Description

In this course, we will process massive streams of real-time data using Spark Streaming and create Spark applications using the Scala programming language (v2.12). We will also get our hands-on with some real live Twitter data, simulated streams of Apache access logs, and even data used to train machine learning models.

In this course, you will learn the basics of the Scala programming language; learn how Apache Spark operates on a cluster; set up discretized streams with Spark Streaming and transform them as data is received; analyze streaming data over sliding windows of time; maintain stateful information across streams of data; connect Spark Streaming with highly scalable sources of data, including Kafka, Flume, and Kinesis; dump streams of data in real-time to NoSQL databases such as Cassandra; run SQL queries on streamed data in real-time; train machine learning models in real-time with streaming data, and use them to make predictions that keep getting better over time; and also, package, deploy, and run self-contained Spark Streaming code to a real Hadoop cluster using Amazon Elastic MapReduce. This course is very hands-on, filled with achievable activities and exercises to reinforce your learning. By the end of this course, you will be confidently creating Spark Streaming scripts in Scala and be prepared to tackle massive streams of data in a whole new way. You will be surprised at how easy Spark Streaming makes it! All the codes and supporting files for this course are available at https://github.com/packtpublishing/streaming-big-data-with-spark-streaming-scala-and-spark-3-

What You Will Learn

Process large amounts of real-time data using the Spark Streaming module
Create efficient Spark applications using the Scala programming language
Integrate Spark Streaming with various data sources
Integrate Spark Streaming with Spark SQL to query your data in real time
Train machine learning models with streaming data, and use for real-time predictions
Maintain stateful data across a continuous stream of input data

Audience

If you are a student who wants to learn how to use Apache Spark or a big data professional who wants to process large amounts of data on a real-time basis, this course is for you. Some basic programming and scripting experience is required to get the most out of the course.

Approach

This course is very hands-on, filled with achievable activities and exercises to reinforce your learning. In this course, we will cover some real live Twitter data, simulated streams of Apache access logs, and even data used to train machine learning models! You will write and run real Spark Streaming jobs right at home on your own PC.

Key Features

Process streams of real-time data from various sources with Spark Streaming * Query your streaming data in real-time using Spark SQL * A comprehensive tutorial with practical examples to help you develop real-time Spark applications

Github Repo

https://github.com/packtpublishing/streaming-big-data-with-spark-streaming-scala-and-spark-3-

About the Author

Frank Kane

Frank Kane has spent nine years at Amazon and IMDb, developing and managing the technology that automatically delivers product and movie recommendations to hundreds of millions of customers all the time. He holds 17 issued patents in the fields of distributed computing, data mining, and machine learning. In 2012, Frank left to start his own successful company, Sundog Software, which focuses on virtual reality environment technology and teaches others about big data analysis.

Course Outline

1. Getting Started

In this first section, we will introduce the course and set up the development environment for Spark and Scala. We will then create our first Spark Streaming application to display live Twitter feeds.
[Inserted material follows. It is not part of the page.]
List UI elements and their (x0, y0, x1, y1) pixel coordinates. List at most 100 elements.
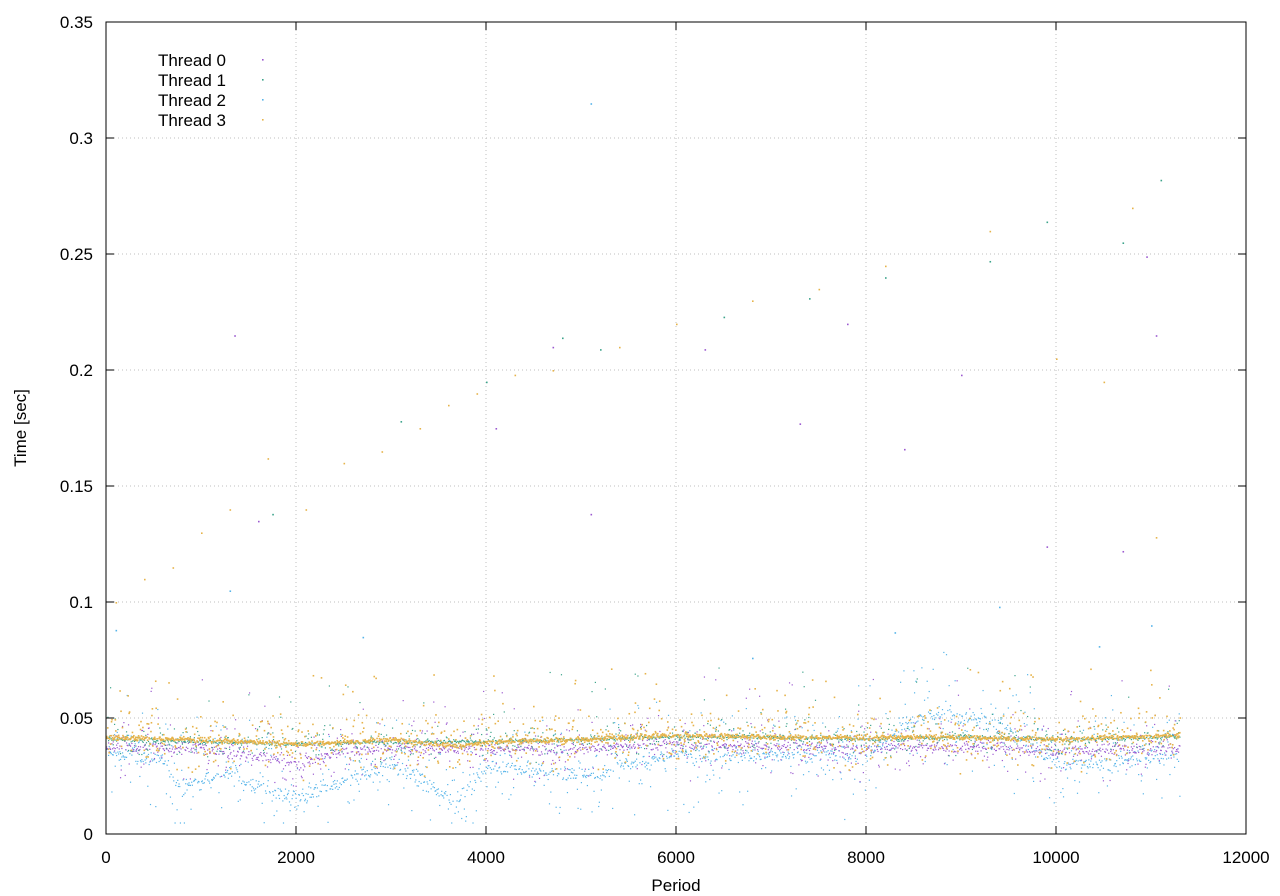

1. Introduction, and Getting Set Up

A brief introduction to the course, and then we will get your development environment for Spark and Scala all set up on your desktop. A quick test application will confirm Spark is working on your system!

2. [Activity] Stream Live Tweets with Spark Streaming!

Get set up with a Twitter developer account and run your first Spark Streaming application to listen to and print out live Tweets as they happen!

2. A Crash Course in Scala

In this section, we will take a deep dive into Scala. Even if you've never used Scala before, we will cover all of the syntax and structure that you will need to know in order to begin mining your data. We will run through flow control, functions, and data structures with numerous examples throughout so that you can see everything in action and make sure you're understanding it.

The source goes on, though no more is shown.